Decide whether or not to see the flop with your first two cards is generally the most important decision that you take playing hold’em. Choose whether to play or fold your cards means deciding whether and how to invest your money on a plate with the hope of winning it. It is a decision that you are to take every time you play a hand.
The key to a successful pre-flop in hold’em is the selectivity: put yourself in a situation that you would be offered shares in favor of the dish. If you are in a favorable situation, you have to play aggressive, is to get more money in the pot when you’re a big hand, and to eliminate the competition when you find the kind of hand that works better with fewer opponents.
How to play your starting cards:
What should you expect to find in the two cards you receive before the flop? Sometimes you’ll get a couple. If it is not a pair, may be cards of the same suit or not. Or they can be connected cards (KQ, 8-7, 4-3). If they are not connected may have a jump of one, two or three (KJ, 9-7, or 5-2). The cards which are not of the same suit or coupled, or not connected with a jump of four or higher, it should be played. Important: If a player raises in front of you, you make the game considerably tight, and fold most hands you’d rather play if the pot was not raised.
Complex situations:
Complex situations ranging from uncertainty about how to play your hand, the response to an action of your opponent. What you should do, for example, when you get a couple medium or high in early position? If your high pair is Aces, Kings or Queens, you should raise, or reraise if the pot is raised before you. If you are the first, raised with each pair of tens or higher, and occasionally – to add some tricks to your game – raise with a pair of sevens or higher. If you find yourself regularly to make choices that you’re not sure, try changing table or slow down until the toughest players have not gone away and the game becomes a little ‘softer.
Playing small pairs, medium and large:
Couples with smaller, unless you do not find alone against an opponent, you will want to flop a set that is worth going into the game. If you do not flop a set when you got a pair of two, for example, you can be sure that every next card will be a overcards. The only way to win in such a circumstance is that the board does not favor anyone, which, when the action is varied, it is highly unlikely. With middle pair, to win the pot you will flop a set. If I have a pair of K, only an ace on the flop might give someone a couple superior to mine. But if I have a pair of 10, each figure on the board creates a pair potentially superior to mine. When you get a pair, it is generally better to raise before the flop. Your goals are to limit the number of players, in the hope that your one pair is high enough to steal the pot without having to improve, and give the opponents the chance to miss, for example by call your bet even if the odds would not let recommend. However, if a lot of people makes you call, you will need to rethink the strategy to see if your pair is still the best hand.
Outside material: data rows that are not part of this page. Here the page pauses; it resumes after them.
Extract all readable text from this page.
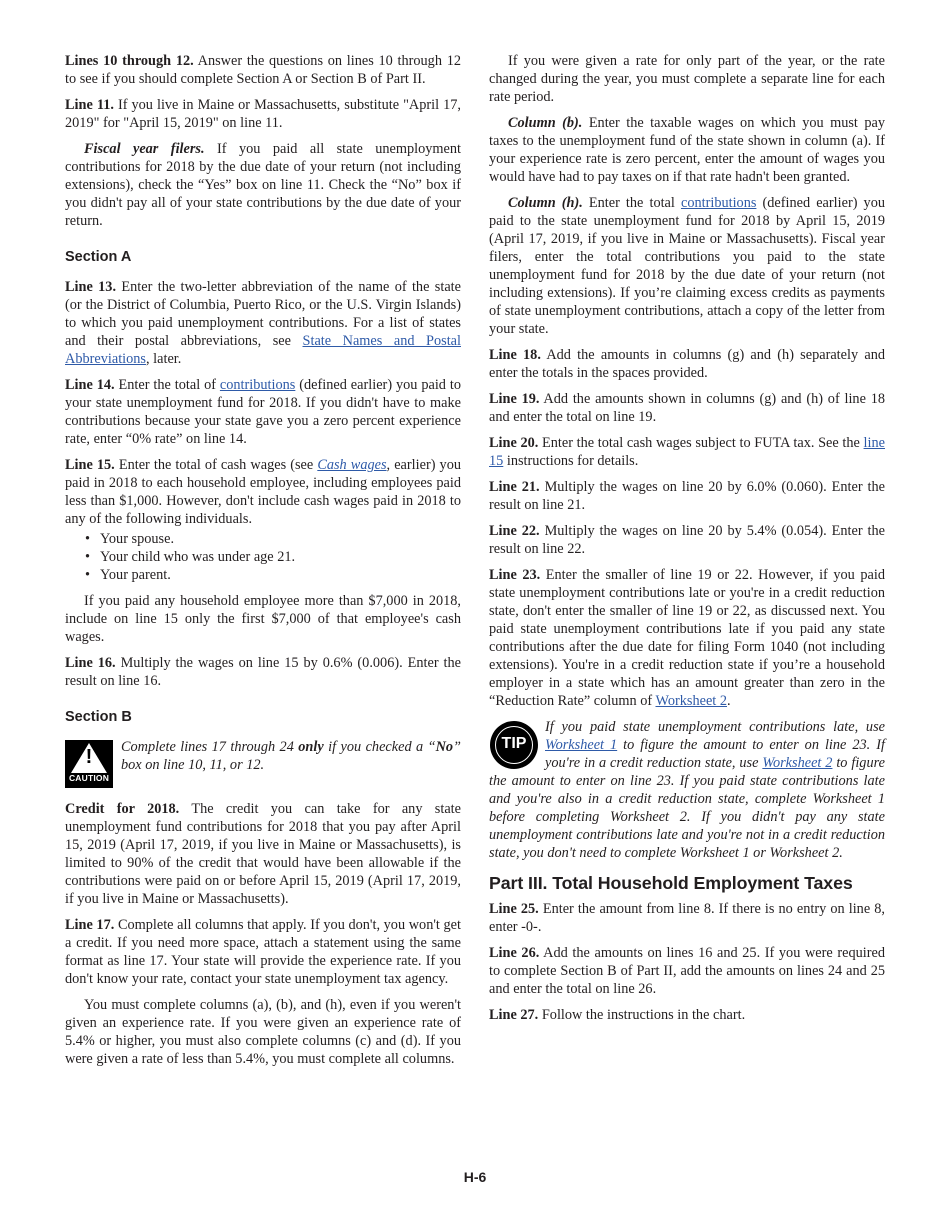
Lines 10 through 12. Answer the questions on lines 10 through 12 to see if you should complete Section A or Section B of Part II.

Line 11. If you live in Maine or Massachusetts, substitute "April 17, 2019" for "April 15, 2019" on line 11.

Fiscal year filers. If you paid all state unemployment contributions for 2018 by the due date of your return (not including extensions), check the “Yes” box on line 11. Check the “No” box if you didn't pay all of your state contributions by the due date of your return.

Section A

Line 13. Enter the two-letter abbreviation of the name of the state (or the District of Columbia, Puerto Rico, or the U.S. Virgin Islands) to which you paid unemployment contributions. For a list of states and their postal abbreviations, see State Names and Postal Abbreviations, later.

Line 14. Enter the total of contributions (defined earlier) you paid to your state unemployment fund for 2018. If you didn't have to make contributions because your state gave you a zero percent experience rate, enter “0% rate” on line 14.

Line 15. Enter the total of cash wages (see Cash wages, earlier) you paid in 2018 to each household employee, including employees paid less than $1,000. However, don't include cash wages paid in 2018 to any of the following individuals.

• Your spouse.
• Your child who was under age 21.
• Your parent.

If you paid any household employee more than $7,000 in 2018, include on line 15 only the first $7,000 of that employee's cash wages.

Line 16. Multiply the wages on line 15 by 0.6% (0.006). Enter the result on line 16.

Section B
!
CAUTION
Complete lines 17 through 24 only if you checked a “No” box on line 10, 11, or 12.

Credit for 2018. The credit you can take for any state unemployment fund contributions for 2018 that you pay after April 15, 2019 (April 17, 2019, if you live in Maine or Massachusetts), is limited to 90% of the credit that would have been allowable if the contributions were paid on or before April 15, 2019 (April 17, 2019, if you live in Maine or Massachusetts).

Line 17. Complete all columns that apply. If you don't, you won't get a credit. If you need more space, attach a statement using the same format as line 17. Your state will provide the experience rate. If you don't know your rate, contact your state unemployment tax agency.

You must complete columns (a), (b), and (h), even if you weren't given an experience rate. If you were given an experience rate of 5.4% or higher, you must also complete columns (c) and (d). If you were given a rate of less than 5.4%, you must complete all columns.

If you were given a rate for only part of the year, or the rate changed during the year, you must complete a separate line for each rate period.

Column (b). Enter the taxable wages on which you must pay taxes to the unemployment fund of the state shown in column (a). If your experience rate is zero percent, enter the amount of wages you would have had to pay taxes on if that rate hadn't been granted.

Column (h). Enter the total contributions (defined earlier) you paid to the state unemployment fund for 2018 by April 15, 2019 (April 17, 2019, if you live in Maine or Massachusetts). Fiscal year filers, enter the total contributions you paid to the state unemployment fund for 2018 by the due date of your return (not including extensions). If you’re claiming excess credits as payments of state unemployment contributions, attach a copy of the letter from your state.

Line 18. Add the amounts in columns (g) and (h) separately and enter the totals in the spaces provided.

Line 19. Add the amounts shown in columns (g) and (h) of line 18 and enter the total on line 19.

Line 20. Enter the total cash wages subject to FUTA tax. See the line 15 instructions for details.

Line 21. Multiply the wages on line 20 by 6.0% (0.060). Enter the result on line 21.

Line 22. Multiply the wages on line 20 by 5.4% (0.054). Enter the result on line 22.

Line 23. Enter the smaller of line 19 or 22. However, if you paid state unemployment contributions late or you're in a credit reduction state, don't enter the smaller of line 19 or 22, as discussed next. You paid state unemployment contributions late if you paid any state contributions after the due date for filing Form 1040 (not including extensions). You're in a credit reduction state if you’re a household employer in a state which has an amount greater than zero in the “Reduction Rate” column of Worksheet 2.

TIP
If you paid state unemployment contributions late, use Worksheet 1 to figure the amount to enter on line 23. If you're in a credit reduction state, use Worksheet 2 to figure the amount to enter on line 23. If you paid state contributions late and you're also in a credit reduction state, complete Worksheet 1 before completing Worksheet 2. If you didn't pay any state unemployment contributions late and you're not in a credit reduction state, you don't need to complete Worksheet 1 or Worksheet 2.
Part III. Total Household Employment Taxes

Line 25. Enter the amount from line 8. If there is no entry on line 8, enter -0-.

Line 26. Add the amounts on lines 16 and 25. If you were required to complete Section B of Part II, add the amounts on lines 24 and 25 and enter the total on line 26.

Line 27. Follow the instructions in the chart.

H-6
Play a high pair when someone raises:
If you are holding a high pair before the flop, you should be welcomed a raise before you. Your reraise will eliminate all but the real suicide bombers, as well as players who have in hand a score prize. The secret to playing big pairs is to do it against a few opponents instead of against many, closing these opponents in as many hands as possible.
Again, the lesson to be learned is that in poker you have to be very selective when you choose to play a hand aggressively. When you raise, always made this question: with what I are raising the opponent? Many beginners do not play the opponent’s hands. The error only play your hand is common, and often pay the price beginners and low-limit players.